Beware the "personal trainer"
Unlike doctors or accountants, personal trainers have a mess of different credentials they can earn, from a short online test to a PhD in Sports Science, so the knowledge and skill of personal trainers varies widely. Anyone with decent sports or weightlifting experience can show you how to kick a soccer ball or perform a bench press. However, many trainers with limited experience can be ineffective or even get you injured.
People who own their own business or work for a reputable business will have a lot of information about who they are, testimonials, and who they like to work with.
Good trainers often keep busy schedules and teach a variety of classes or workshops suited to their interest and approach. If a trainer depends primarily on their certification and nothing else, they may not be the best choice. Take your time to gather referrals and quiz trainers on their philosophy, and consider a trial run of a session or two.
I cannot count the number of people I've seen fumbling in the gym. At best, many are doing exercises half-heartedly with no clear goal. At worst, they're moving in a way that will lead to injury. Just like writing a paper for college, changing your oil, or building a deck, you need a clear plan with steps and goals.
First, make injury prevention your goal #1
Injuries suck, and can keep you away from the exercise, sports or active hobbies you've come to enjoy. Keep a strong focus on using good form when you exercise. A lot of people, especially former high school or college athletes, return to activities with too much intensity, or the attitude "I know what I'm doing, I used to do this all the time." This is a good way to get injured. If you've been away from an activity for five or ten years or more, don't expect to immediately perform at your peak. Ease in to it—you have nothing to prove. If doing something that causes joint pain or puts you in injury-prone positions, stop, and find a different exercise.
- An idea of what you want to achieve. This may be weight loss, muscle gain, or endurance for specific sports or activities. Or perhaps you just want to feel better. It helps to write down specific goals, for example: "I want to do 70 push-ups in four minutes," or "I want to develop the endurance to bike for one hour at a moderate pace."
- A plan to get there. This could be from a fitness-oriented magazine or web site, something a trainer creates for you, or you create yourself. I'm a fan of using simple paper and pen for this, but there are plenty of smartphone apps that can help too.

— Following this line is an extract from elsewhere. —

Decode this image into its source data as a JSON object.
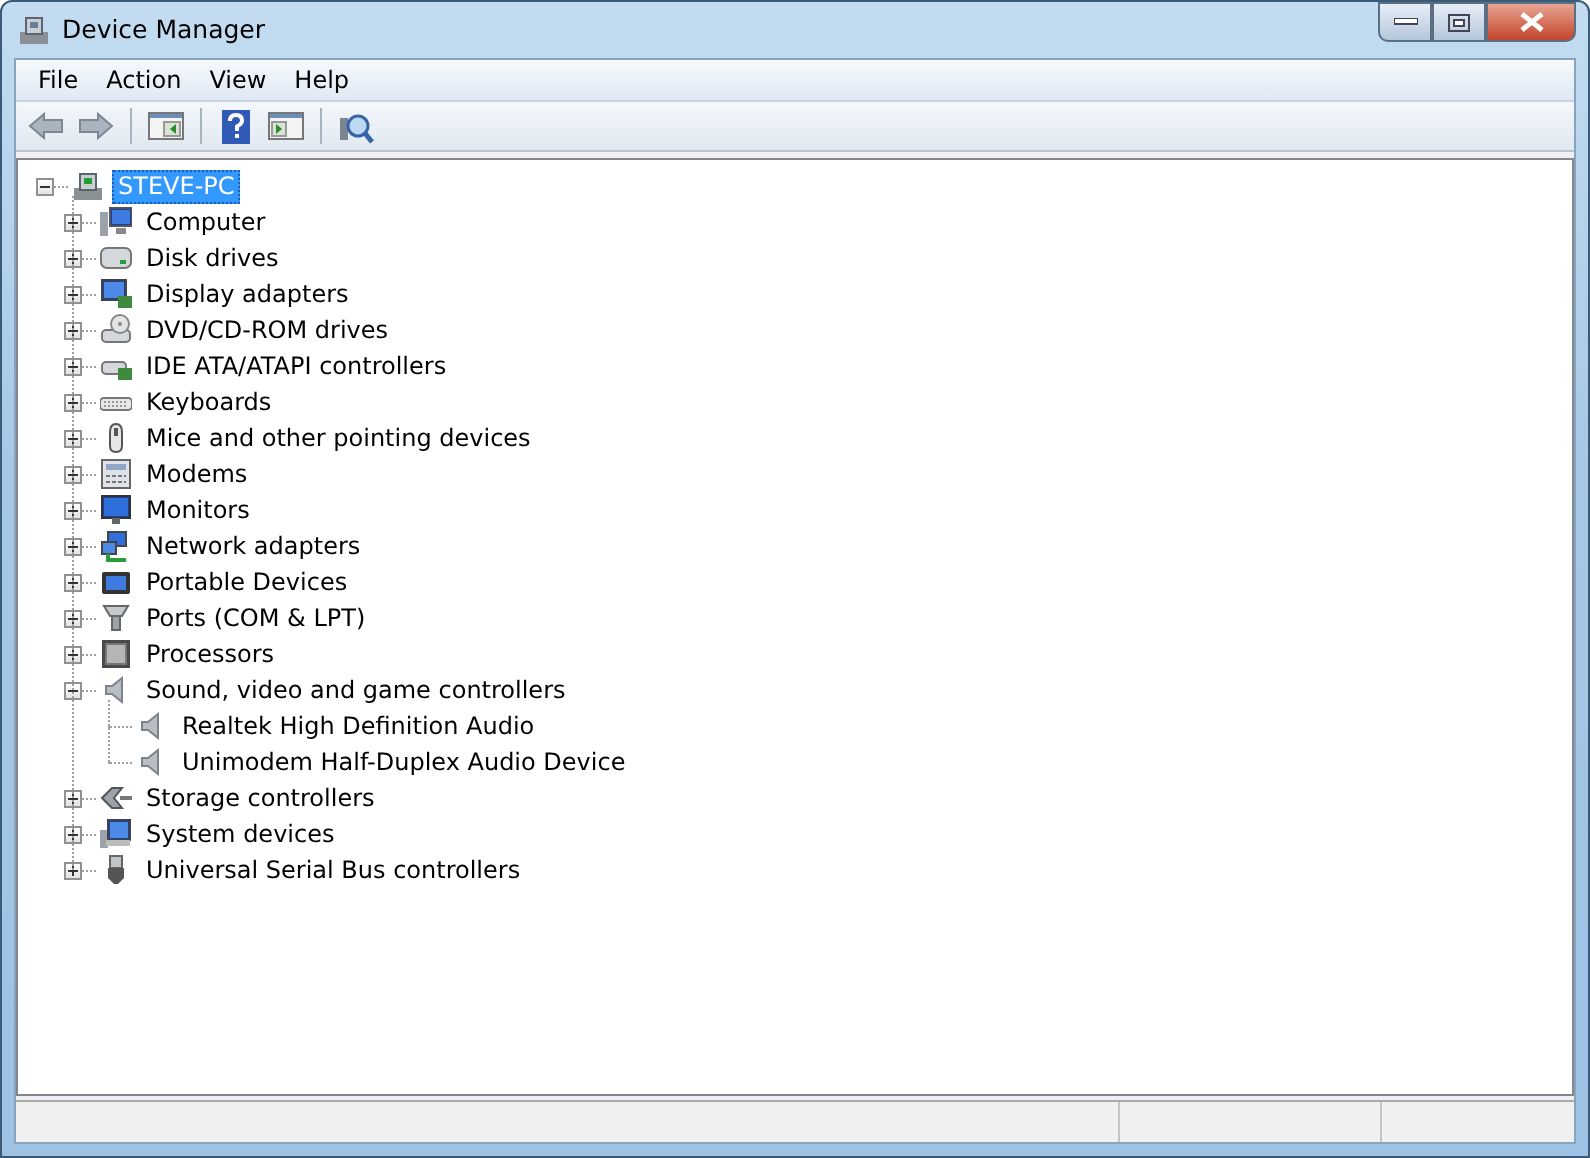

- Following your plan, keeping notes, and making adjustments along the way. You might find some weights or reps need to be changed to provide the right amount of difficulty for you, or you may need to avoid certain movements because they're uncomfortable or aggravate injuries or imbalances.
There are many good sources for exercise plans, including The 4-Hour Body, Stronglifts and Nerd Fitness. However, many exercises, especially the so-called Olympic Lifts (deadlift, power clean, squat) are very technical and must be done with careful attention to your form. If you don't know the proper form, especially for a difficult exercise, you should find a good trainer (see sidebar). It can take a long time to master these movements. If you want to get serious about weightlifting, read Starting Strength by Mark Rippetoe.

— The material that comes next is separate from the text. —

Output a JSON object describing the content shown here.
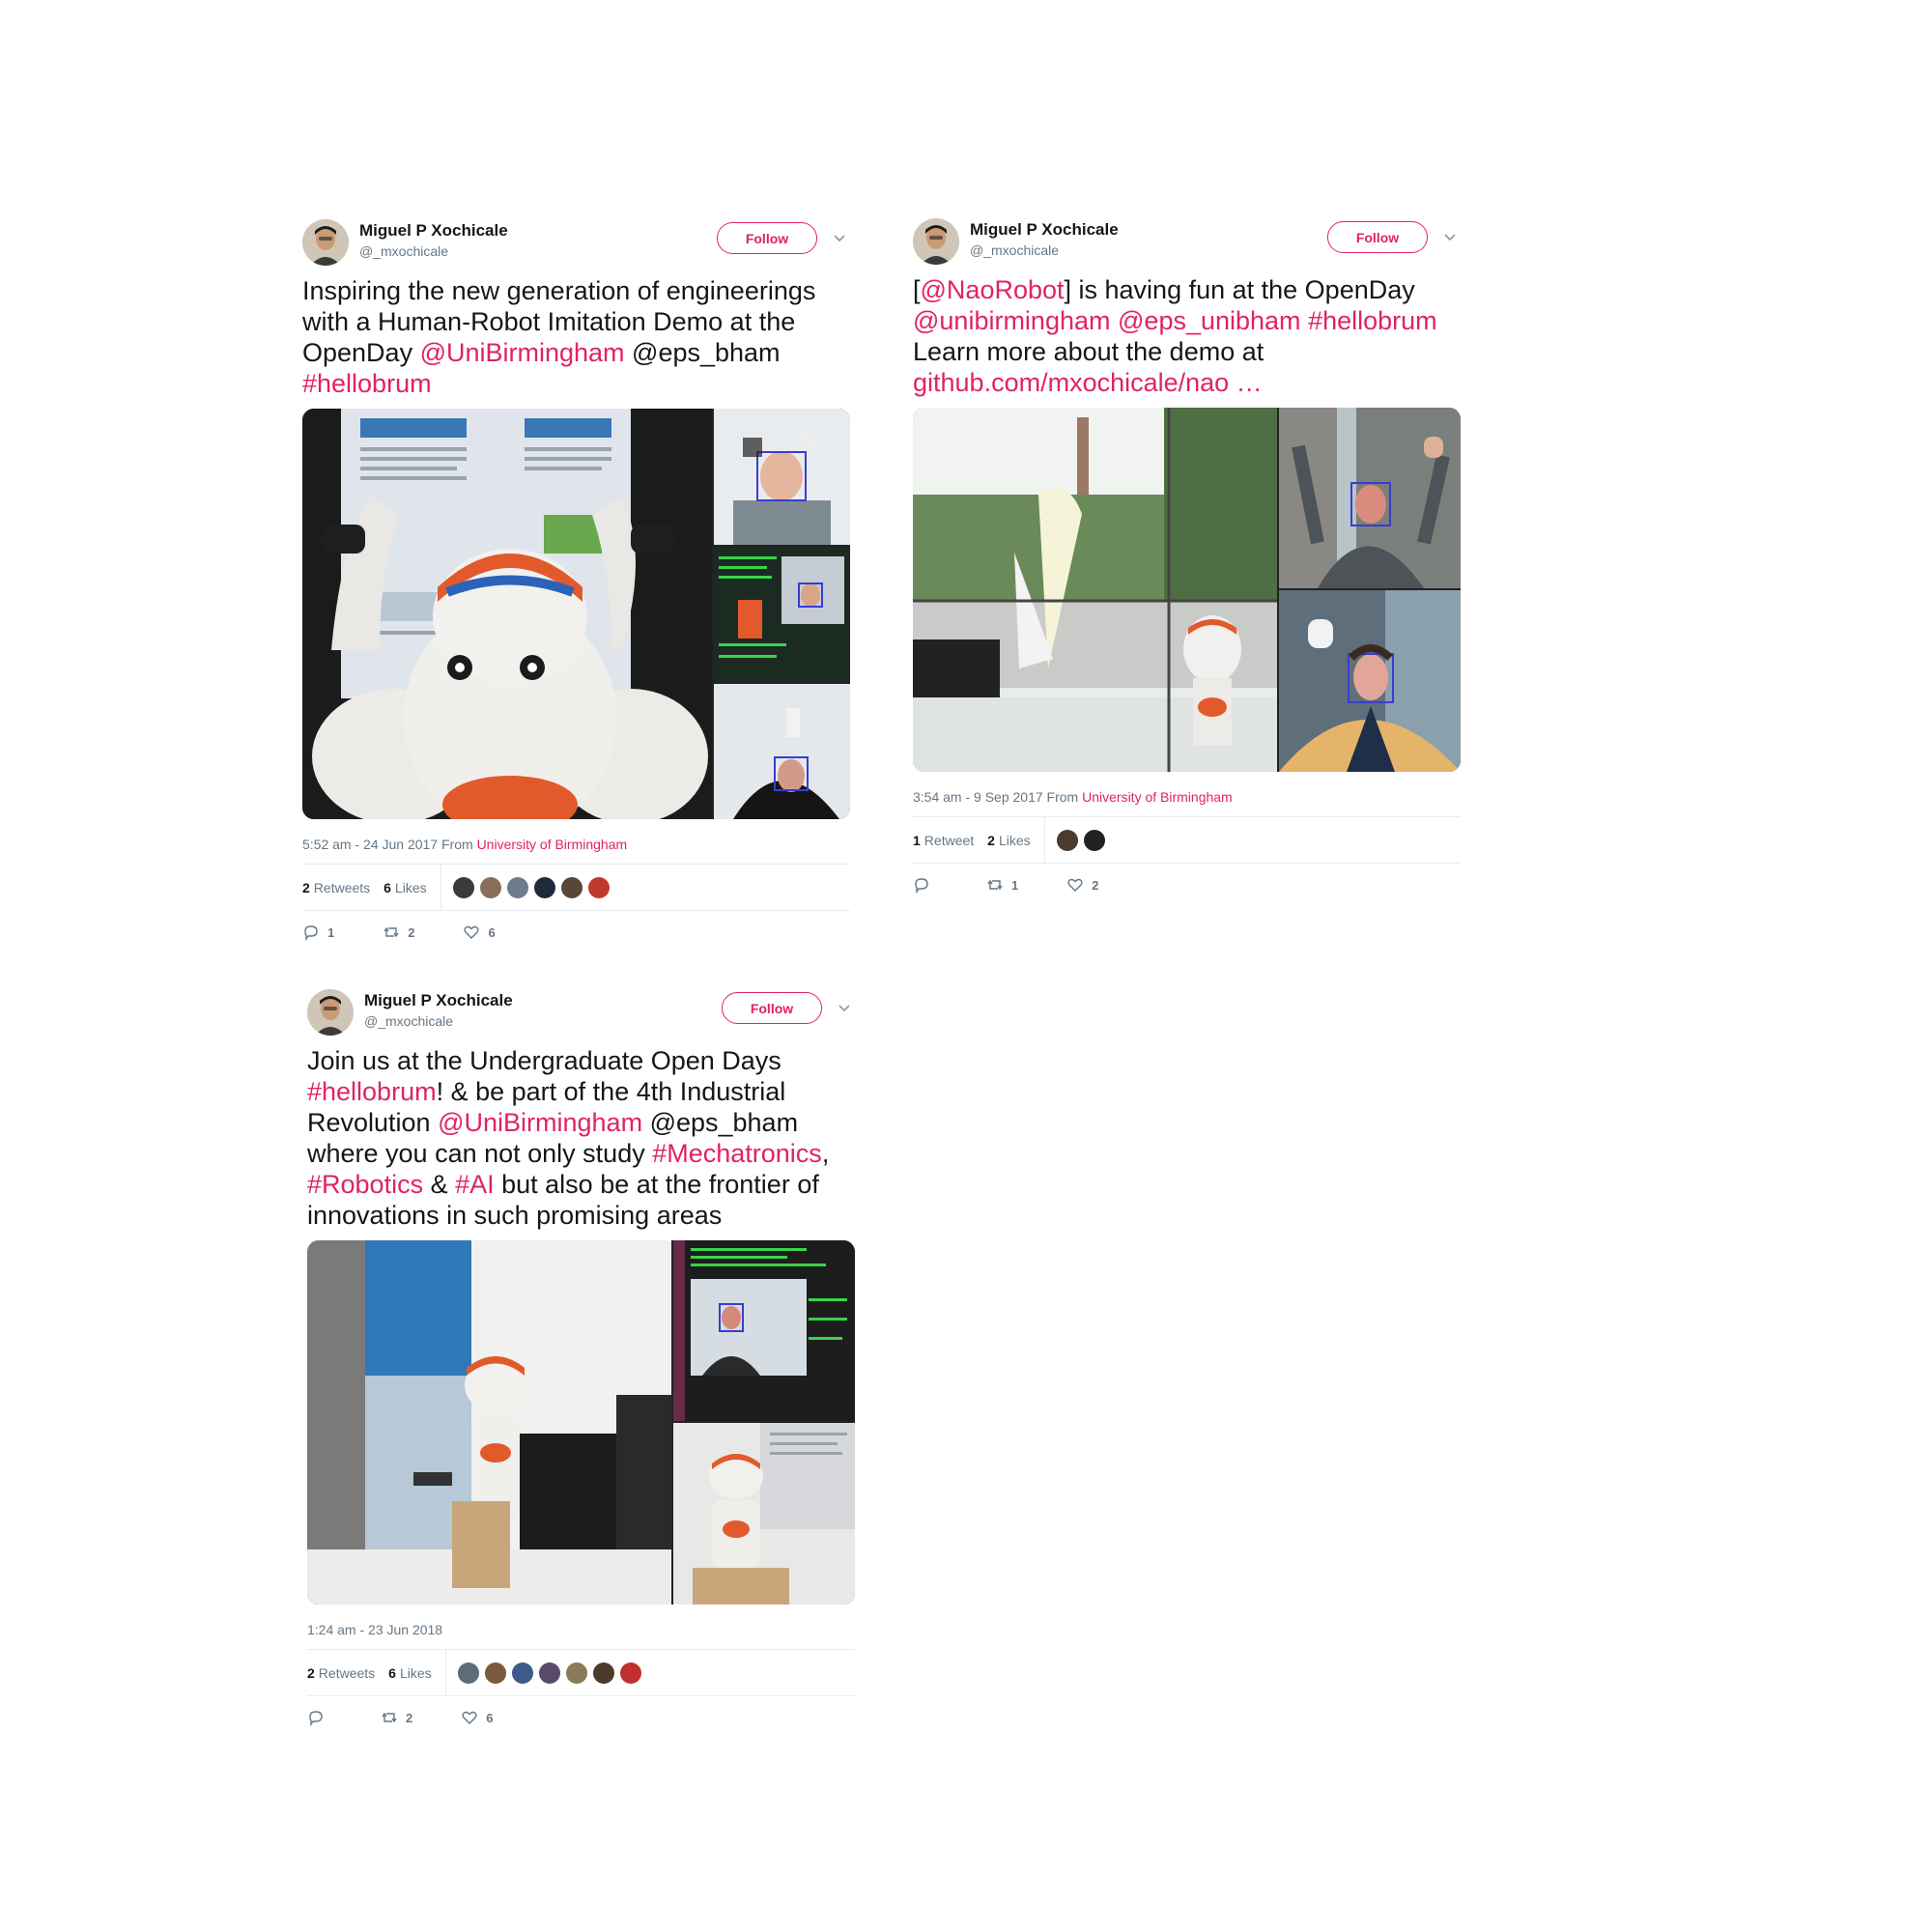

If Olympic Lifts are too much for you, consider that push-ups, pull-ups and other bodyweight exercises are far less likely to get you injured than doing Olympic Lifts improperly.
If you can't find or afford a trainer
Other options include:
- Exercise videos or DVDs like P90x
- Gear like a Lifeline USA Jungle Gym (which comes with a DVD)
- Group classes at the YMCA, your college, or elsewhere
Whatever you chose, just remember to be careful, watch your form, and avoid injury!